Kampfsportschule RANDORI Berlin Steglitz (Logo)

04.08.2012 Sommer-Camp am Köriser See

Alle haben überlebt!!!

In diesem Jahr überstanden alle Judoka das Camp überwiegend lebendig! :-)

Wir hatten enorm viel Spaß, auch bei hartem Training!

Viele neue Graduierungen bis zum Braungurt!

Jetzt in braun:
Oben von links: Daniel, Lukas, Marvin, Dominik, Daniel, Dario, Jonathan und Steven.
Unten von links: Erik, Antonio und Felix.
Ole macht das Dutzend komplett, fehlt aber leider auf dem Bild!

Neu in blau:
André Simon und Marius.

Frisch in grün:
Alina und Luca.

 

Die Termine fürs kommende Jahr stehen auch schon fest!

Ostern 2013
Donnerstag 28.03. bis Dienstag 02.04.2013

Sommer 2013 - Erwachsene
Sonntag 21.07. bis Freitag 26.07.2013

Sommer 2013 - kids
Sonntag 28.07. bis Samstag 03.08.2013

 

Unser aktueller FSJler Janis möchte sich schreibend betätigen und das darf er gern!
Sein Bericht zur zweiten Woche:


Sommercamp und Sommerwetter – Erholung ausgeschlossen!

Die zweite Woche, die den jüngeren Judoka vorbehalten war, hatte zwei Ziele. Zum einen sollten die Teilnehmer hart trainieren, um sich von ihrer Ferienlethargie zu befreien und zum anderen galt es, besonders die Braungurtanwärter auf ihre bevorstehende Prüfung vorzubereiten.

Da es Grund zur Annahme gab, dass das Camp über die Jahre lascher geworden sei, ließen die Trainer sich etwas einfallen, um diesen Umstand aus der Welt zu schaffen.

Ein guter Tag beginnt mit Sport. In unserem Fall mit einer Laufeinheit, zwar konnte die alte Strecke nicht mehr genutzt werden, doch wir wollten den fleißigen Kindern keineswegs die Chance nehmen, schon vor dem Frühstück an ihrer Kondition zu arbeiten. Die Ersatzstrecke war schnell gefunden – sehr zur Erleichterung aller ;)

Nach dem Frühstück gab es wie immer das in Blöcke geteilte Training mit einer Einheit Kraft bei Arnim, einer Einheit Sprint und Lauftraining bei Janis und zwei Einheiten Judo und Prüfungsvorbereitung bei Stephan und Jonas.

Bei einer Runde Theorie nach dem Mittagessen gab es auch etwas Training für die grauen Zellen – japanische Vokabeln, die später in einem Test abgefragt wurden.
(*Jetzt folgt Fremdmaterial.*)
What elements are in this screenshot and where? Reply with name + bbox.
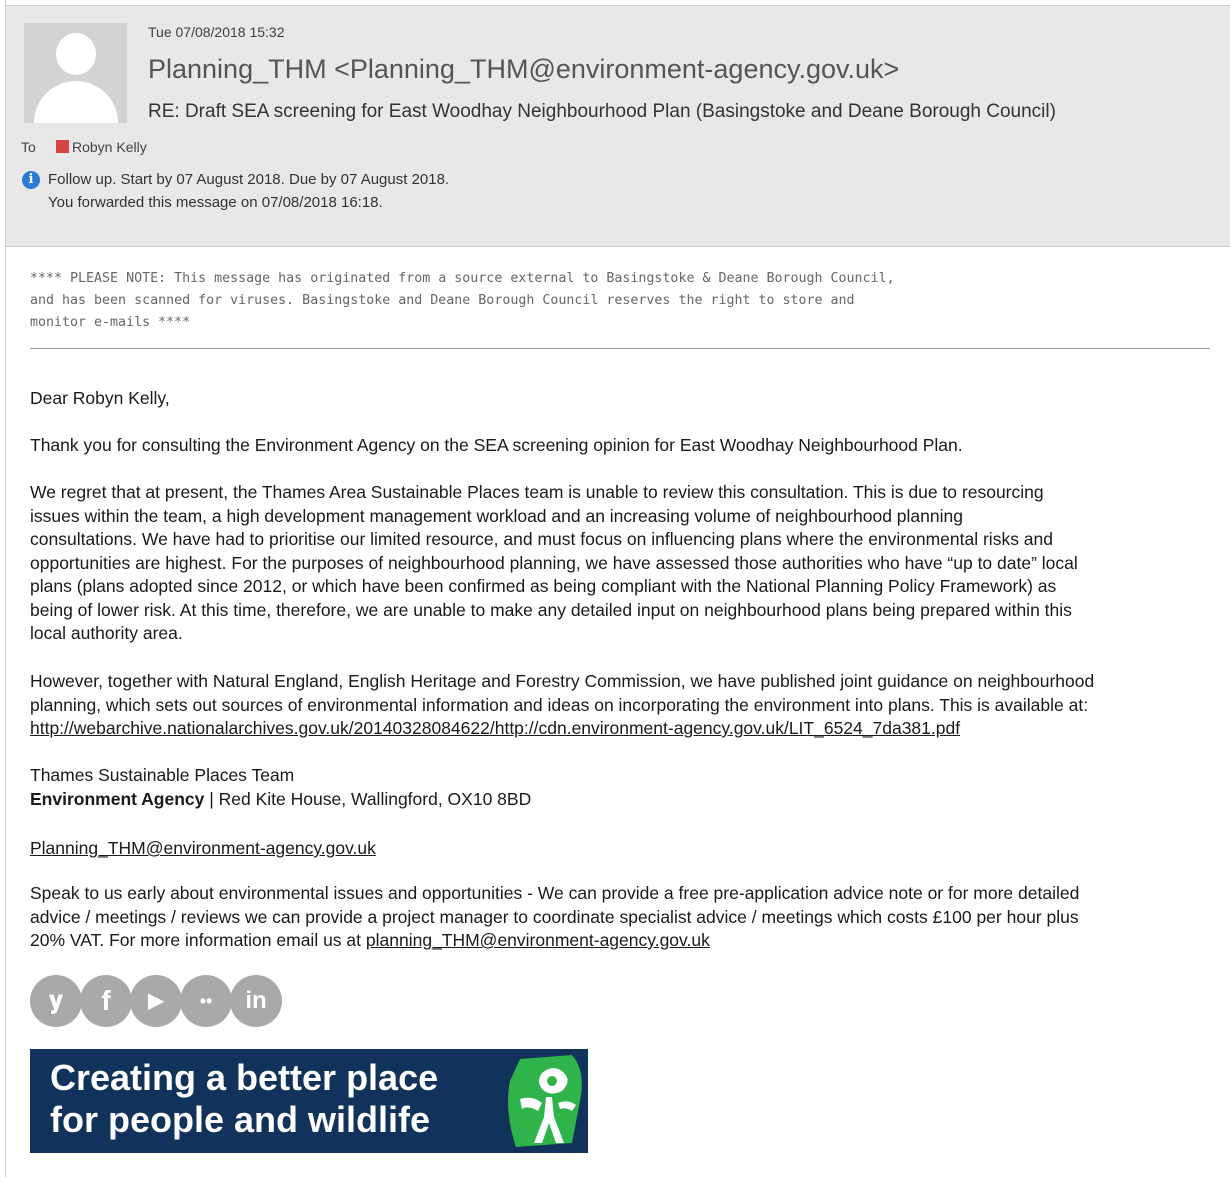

Bei der darauf folgenden Judoeinheit standen die Katas für die Grün-, Blau- und Braungurtanwärter im Vordergrund und auch eine Abkühlung im See stand selbstverständlich auf dem Programm.

Abends waren wie gewohnt eine geballte Ladung Randoris an der Reihe, während die Blaugurte ihr Prüfungsprogramm festigten. Besonders die letzte Einheit am Freitagabend hatte es in sich. Endlich wurde mal RICHTIG trainiert: Zähne zusammenbeißen und Schwitzen statt Faulenzen und Schummeln. Es wäre schön wenn alle diese Intensität beibehalten würden. Das anschließende Matten-Abbauen rundete die schweißtreibende Trainingseinheit gebührend ab.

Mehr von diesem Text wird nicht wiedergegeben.